Die Oberstenfelder Württembergliga-Handballer empfangen am Sonntag (17 Uhr) den Tabellennachbarn HSG Albstadt in der Bäderwiesenhalle.

Oberstenfeld - Derzeit schwebt ja über allen Planungen und Überlegungen immer die Ungewissheit, ob und wie es weitergeht. „Im Moment können wir ja noch nicht einmal sicher sein, dass wir dieses Wochenende wie geplant spielen können“, sagt Trainer Thomas Pflugfelder am Freitagvormittag mit Blick auf die Partie der Württembergliga-Handballer des SKV Oberstenfeld am Sonntag (17 Uhr) gegen die HSG Albstadt. Nach aktuellem Stand findet die Begegnung unter 2-G-Plus-Regeln statt. „Aber womöglich müssen die Zuschauer ja auch ganz draußen bleiben. Es soll da ja noch eine Konferenz geben. Wobei schon vergangenen Sonntag deutlich zu merken war, dass die Hürde mit 2-G-Plus doch recht hoch ist. Man muss dieser Tage einfach flexibel sein und schnell reagieren können“, sagt Pflugfelder.

Auf jeden Fall werde die Partie gegen den Tabellennachbarn aus Albstadt ein Schlüsselspiel. Denn derzeit rangiert der SKV mit neun Pluspunkten einen Zähler vor der HSG, der zudem drei weitere Teams im Nacken sitzen, die ebenso acht Pluspunkte auf dem Konto haben. „Wir haben die Chance, uns etwas Luft zu verschaffen“, weiß Thomas Pflugfelder.
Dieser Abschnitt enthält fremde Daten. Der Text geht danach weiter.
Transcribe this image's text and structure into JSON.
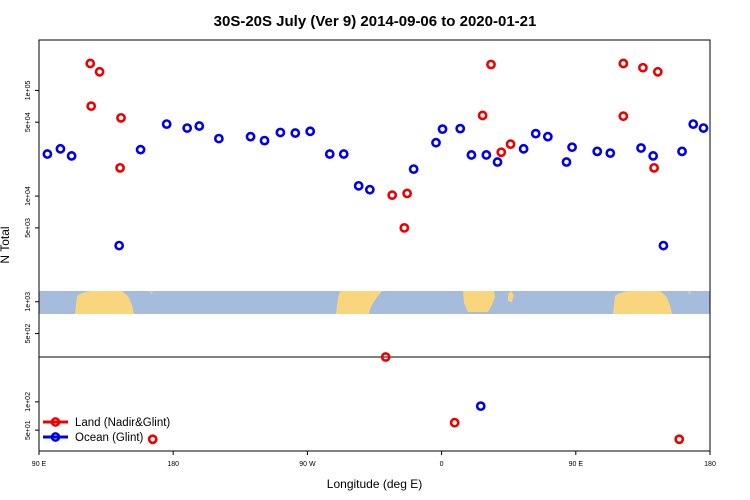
{
  "chart_data": {
    "type": "scatter",
    "title": "30S-20S July (Ver 9)   2014-09-06 to 2020-01-21",
    "xlabel": "Longitude (deg E)",
    "ylabel": "N Total",
    "xlim": [
      90,
      450
    ],
    "y_scale": "log",
    "top_panel": {
      "ylim": [
        300,
        300000
      ]
    },
    "bottom_panel": {
      "ylim": [
        30,
        300
      ]
    },
    "x_ticks": [
      {
        "value": 90,
        "label": "90 E"
      },
      {
        "value": 162,
        "label": "180"
      },
      {
        "value": 234,
        "label": "90 W"
      },
      {
        "value": 306,
        "label": "0"
      },
      {
        "value": 378,
        "label": "90 E"
      },
      {
        "value": 450,
        "label": "180"
      }
    ],
    "top_y_ticks": [
      {
        "value": 500,
        "label": "5e+02"
      },
      {
        "value": 1000,
        "label": "1e+03"
      },
      {
        "value": 5000,
        "label": "5e+03"
      },
      {
        "value": 10000,
        "label": "1e+04"
      },
      {
        "value": 50000,
        "label": "5e+04"
      },
      {
        "value": 100000,
        "label": "1e+05"
      }
    ],
    "bottom_y_ticks": [
      {
        "value": 50,
        "label": "5e+01"
      },
      {
        "value": 100,
        "label": "1e+02"
      }
    ],
    "map_strip": {
      "y_range": [
        600,
        1000
      ],
      "ocean_color": "#a5bcdc",
      "land_color": "#f9d67e"
    },
    "series": [
      {
        "name": "Land (Nadir&Glint)",
        "color": "#ee0000",
        "top": [
          {
            "x": 118,
            "y": 71000
          },
          {
            "x": 117.5,
            "y": 180000
          },
          {
            "x": 122.5,
            "y": 150000
          },
          {
            "x": 133.5,
            "y": 18500
          },
          {
            "x": 134,
            "y": 55000
          },
          {
            "x": 276,
            "y": 300
          },
          {
            "x": 279.5,
            "y": 10200
          },
          {
            "x": 287.5,
            "y": 10600
          },
          {
            "x": 286,
            "y": 5000
          },
          {
            "x": 328,
            "y": 58000
          },
          {
            "x": 332.5,
            "y": 176000
          },
          {
            "x": 343,
            "y": 31000
          },
          {
            "x": 338,
            "y": 26000
          },
          {
            "x": 403.5,
            "y": 57000
          },
          {
            "x": 403.5,
            "y": 180000
          },
          {
            "x": 414,
            "y": 164000
          },
          {
            "x": 422,
            "y": 150000
          },
          {
            "x": 420,
            "y": 18500
          }
        ],
        "bottom": [
          {
            "x": 151,
            "y": 40
          },
          {
            "x": 313,
            "y": 60
          },
          {
            "x": 433.5,
            "y": 40
          }
        ]
      },
      {
        "name": "Ocean (Glint)",
        "color": "#0000ee",
        "top": [
          {
            "x": 94.5,
            "y": 25000
          },
          {
            "x": 101.5,
            "y": 28000
          },
          {
            "x": 107.5,
            "y": 24000
          },
          {
            "x": 133,
            "y": 3400
          },
          {
            "x": 144.5,
            "y": 27500
          },
          {
            "x": 158.5,
            "y": 48000
          },
          {
            "x": 169.5,
            "y": 44000
          },
          {
            "x": 176,
            "y": 46000
          },
          {
            "x": 186.5,
            "y": 35000
          },
          {
            "x": 203.5,
            "y": 36500
          },
          {
            "x": 211,
            "y": 33500
          },
          {
            "x": 219.5,
            "y": 40000
          },
          {
            "x": 227.5,
            "y": 39500
          },
          {
            "x": 235.5,
            "y": 41000
          },
          {
            "x": 246,
            "y": 25000
          },
          {
            "x": 253.5,
            "y": 25000
          },
          {
            "x": 261.5,
            "y": 12500
          },
          {
            "x": 267.5,
            "y": 11500
          },
          {
            "x": 291,
            "y": 18000
          },
          {
            "x": 303,
            "y": 32000
          },
          {
            "x": 306.5,
            "y": 43000
          },
          {
            "x": 316,
            "y": 43500
          },
          {
            "x": 322,
            "y": 24500
          },
          {
            "x": 330,
            "y": 24500
          },
          {
            "x": 336,
            "y": 21000
          },
          {
            "x": 350,
            "y": 28000
          },
          {
            "x": 356.5,
            "y": 39000
          },
          {
            "x": 363,
            "y": 36500
          },
          {
            "x": 373,
            "y": 21000
          },
          {
            "x": 376,
            "y": 29000
          },
          {
            "x": 389.5,
            "y": 26500
          },
          {
            "x": 396.5,
            "y": 25500
          },
          {
            "x": 413,
            "y": 28500
          },
          {
            "x": 419.5,
            "y": 24000
          },
          {
            "x": 425,
            "y": 3400
          },
          {
            "x": 435,
            "y": 26500
          },
          {
            "x": 441,
            "y": 48000
          },
          {
            "x": 446.5,
            "y": 44000
          }
        ],
        "bottom": [
          {
            "x": 327,
            "y": 90
          }
        ]
      }
    ]
  }
}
Auf der anderen Seite ist ihm natürlich auch bewusst, dass man bei einer Niederlage in den Keller rutschen würde.

Personalprobleme haben sich noch verschärft.

Da trifft es sich gar nicht gut, dass sich die Personalprobleme am vergangenen Wochenende noch verschärft haben, da Tassilo Heling nun mit einer Bänderverletzung ausfällt. Marc Pflugfelder geht ja schon seit Wochen angeschlagen in jedes Spiel, womit der ohnehin nicht üppig besetzte Rückraum nun buchstäblich auf dem letzten Loch pfeift. Zudem hat der junge Elias Castiello zwar vor zwei Wochen in Leonberg ein Riesenspiel gemacht, eine Woche später zeigte sich jedoch, dass er noch nicht konstant genug in seinen Leistungen ist. „Daher brauchten wir noch weitere Optionen“, erklärt Thomas Pflugfelder. Daher wurden kurzerhand sein Co-Trainer Timo Stauch, der diese Saison schon einmal zum Einsatz kam, und Sebastian Sauerland reaktiviert. Der mittlerweile 42-jährige Sauerland, Spitzname Pony, ist mit seiner Größe und Physis immer gut für einfache Tore aus dem Rückraum. „Er trainiert immer einmal pro Woche bei uns mit. Daher denke ich, dass die Luft für zehn Minuten reichen sollte, vielleicht auch für eine Viertelstunde“, hofft Thomas Pflugfelder auf Entlastung für seine anderen Rückraumspieler.